When you ask adolescents why they drink, most of them report drinking for social motives or enjoyment. Some report enhancement motives and only a few talk about coping as a reason (Kuntsche et al., 2005). For example, in an Argentinian study 80% of 13 to 18 year olds reported drinking for enjoyment while only 7% stated to improve a bad mood, 4.6% to be accepted by peers, and 1% to relax or to escape boredom (Jerez & Coviello, 1998). In another study conducted among 14 to 16 year olds in the UK, 94.4% explained that their heavy drinking was to make nights out more pleasurable (Plant et al., 1990). In a Canadian study, most college students talked about enjoying the taste, partying and being social, while only 2.1% mentioned forgetting worries or feeling less shy (Kairouz et al., 2002). While social motives appear to be associated with moderate alcohol use, enhancement is linked to heavy drinking, and coping motives are associated with alcohol dependence later in adulthood (Carpenter & Hasin, 1998a, 1998b; Carpenter & Hasin, 1999). Indeed, it has been suggested that drinking to cope with problems is effective in the short term but leads to adverse long-term consequences as it also raises discordance as negative issues have not been adequately dealt with (Cooper et al., 1995; Kassel et al., 2000).

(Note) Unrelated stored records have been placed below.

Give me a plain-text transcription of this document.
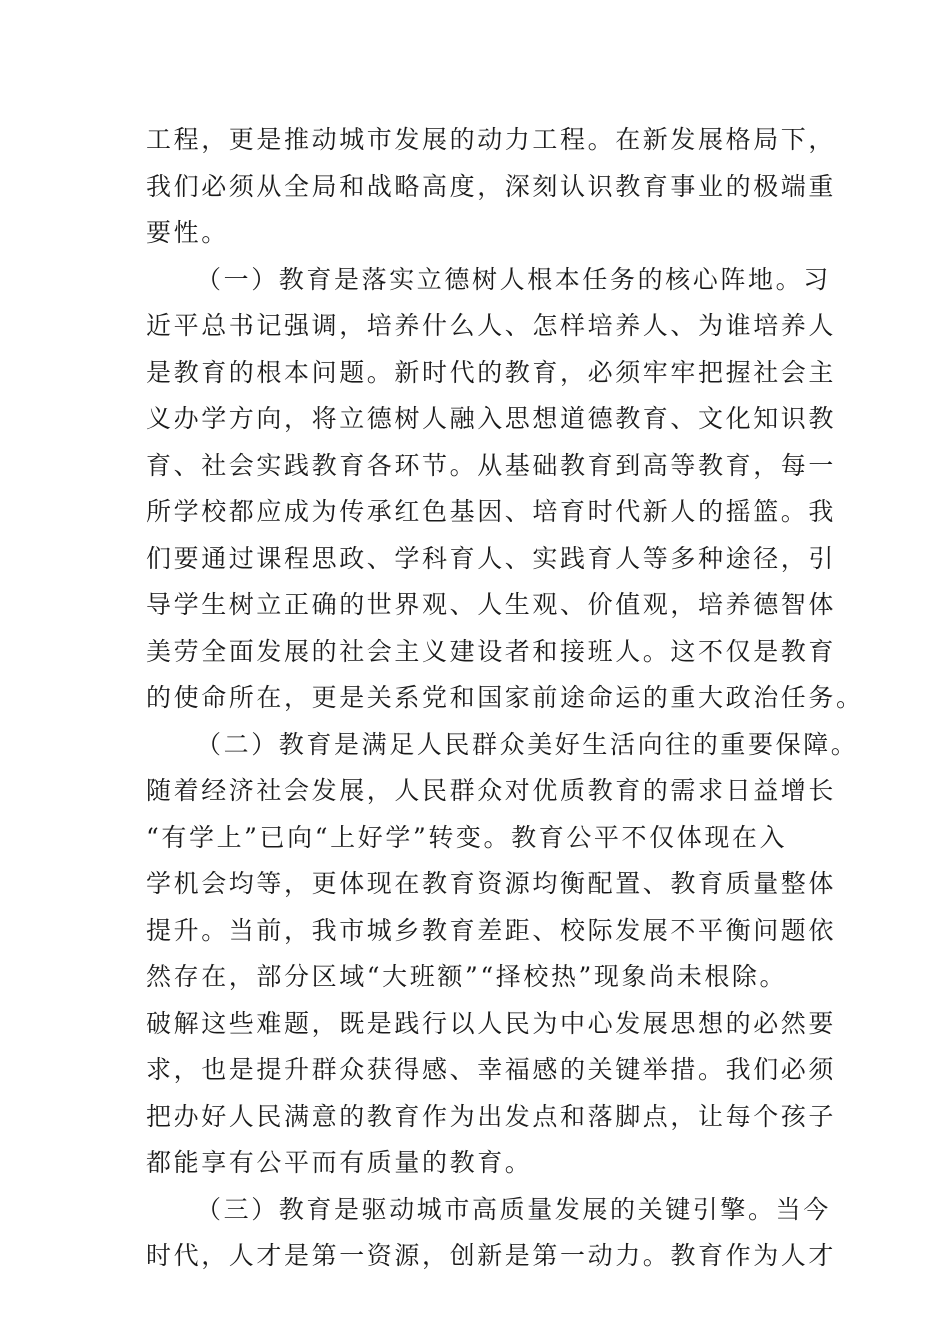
工程，更是推动城市发展的动力工程。在新发展格局下，
我们必须从全局和战略高度，深刻认识教育事业的极端重
要性。
（一）教育是落实立德树人根本任务的核心阵地。习
近平总书记强调，培养什么人、怎样培养人、为谁培养人
是教育的根本问题。新时代的教育，必须牢牢把握社会主
义办学方向，将立德树人融入思想道德教育、文化知识教
育、社会实践教育各环节。从基础教育到高等教育，每一
所学校都应成为传承红色基因、培育时代新人的摇篮。我
们要通过课程思政、学科育人、实践育人等多种途径，引
导学生树立正确的世界观、人生观、价值观，培养德智体
美劳全面发展的社会主义建设者和接班人。这不仅是教育
的使命所在，更是关系党和国家前途命运的重大政治任务。
（二）教育是满足人民群众美好生活向往的重要保障。
随着经济社会发展，人民群众对优质教育的需求日益增长
“有学上”已向“上好学”转变。教育公平不仅体现在入
学机会均等，更体现在教育资源均衡配置、教育质量整体
提升。当前，我市城乡教育差距、校际发展不平衡问题依
然存在，部分区域“大班额”“择校热”现象尚未根除。
破解这些难题，既是践行以人民为中心发展思想的必然要
求，也是提升群众获得感、幸福感的关键举措。我们必须
把办好人民满意的教育作为出发点和落脚点，让每个孩子
都能享有公平而有质量的教育。
（三）教育是驱动城市高质量发展的关键引擎。当今
时代，人才是第一资源，创新是第一动力。教育作为人才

Family history: the genetic component

Research has consistently provided evidence that a positive family history is a strong (and perhaps the most robust) predictor of alcoholism risk (e.g., McGue, 1999). Biological children of alcoholics are about 3 to 5 times more inclined to develop alcohol related problems than the biological children of non-alcoholics (e.g. Cotton 1979; Finn et al. 1990; Lieb et al. 2002), with a particularly high level of risk for multigenerational (Hill et al. 2000; Peterson et al. 1992) or dense (Dawson & Grant 1998) family history. Moreover, the role of age in heritability seems to be very important. Research specifically addressing heritable components in the emergence of AUDs during adolescence have found that although the initiation of alcohol use and social drinking were only modestly related to genetic risk in this age range, problematic use appears to be very much heritable (Hopfer et al., 2005; Rhee et al., 2003; Pagan et al., 2006). Fowler et al. (2007) similarly reported that about 30% of the variance in initiation was due to genetic influences while they accounted for 50–60% in the progression of alcohol use. Furthermore, it has been shown that the genetic contribution to problem drinking in youths is limited in mid-adolescence, but that the biological risk increases as teens mature into late adolescence (Rose et al., 2001).

Conduct disorders

It has been shown that conduct problems during childhood predict alcohol-related problems among adolescents and young adults (Kuperman et al., 2005; Johnson et al., 1995). Such issues are comorbid with ADHD and when combined they pose a high risk for SUD, although this risk is halved for treated youth (Wilens et al. 2003). Further, the severity of the subtype of conduct or antisocial behaviour is correlated with the severity of the substance dependence problems (Cottler et al., 1995; Bucholz et al., 2000).

Individual differences in cognitive control

Impulsivity is an established risk factor for alcoholism. Inhibition, the capacity to suppress inappropriate or impulsive behaviours, matures across childhood (Diamond & Goldman-Rakic, 1989) and continues to develop during adolescence (Luna et al., 2001, 2004). The increase in cognitive control with age has been displayed using several diverse inhibitory tasks as go/no-go (Luciana & Nelson, 1998), Stroop (Tipper et al., 1989), stop signal (Greenberg & Waldman, 1993; Ridderinkhof et al., 1999; Williams et al., 1999), and antisaccade tasks (Fischer & Weber, 1998; Fukushima et al., 2000; Luna et al., 2004; Munoz et al., 1998). Adolescents perform better than children, but still not as well as young adults in these tasks (e.g. go/nogo: Casey et al., 1997; Jonkman, 2006; antisaccade: Fischer & Weber, 1998; Fukushima et al., 2000; Luna et al., 2004; Munoz et al., 1998). As noted above, these changes in control abilities develop in parallel with changes in prefrontal region activity (Booth et al., 2003; Casey et al., 1997; Velanova et al., 2008) and occur later in the development process. However, differences do exist in this development. Indeed, studies have shown that adolescents at risk for substance use disorders (SUD) display decreased activation in frontal and parietal regions (Schweinsburg et al., 2004a) and less overall frontal activation (McNamee et al., 2008; Schweinsburg et al., 2004b) in inhibition paradigms. Norman et al. (2011) showed that youth who progress into heavy use of alcohol show less activation in frontal and temporal brain regions during inhibition than those who remain non- to minimal users throughout adolescence. In their work, Petit et al. (2012) showed that heavy drinking adolescents, who were considered at risk for developing alcohol misuse, had poorer inhibitory performance when compared with moderate drinking adolescents. These results thus support the hypothesis that abnormal inhibition indices may antedate and predict future involvement problems with alcohol.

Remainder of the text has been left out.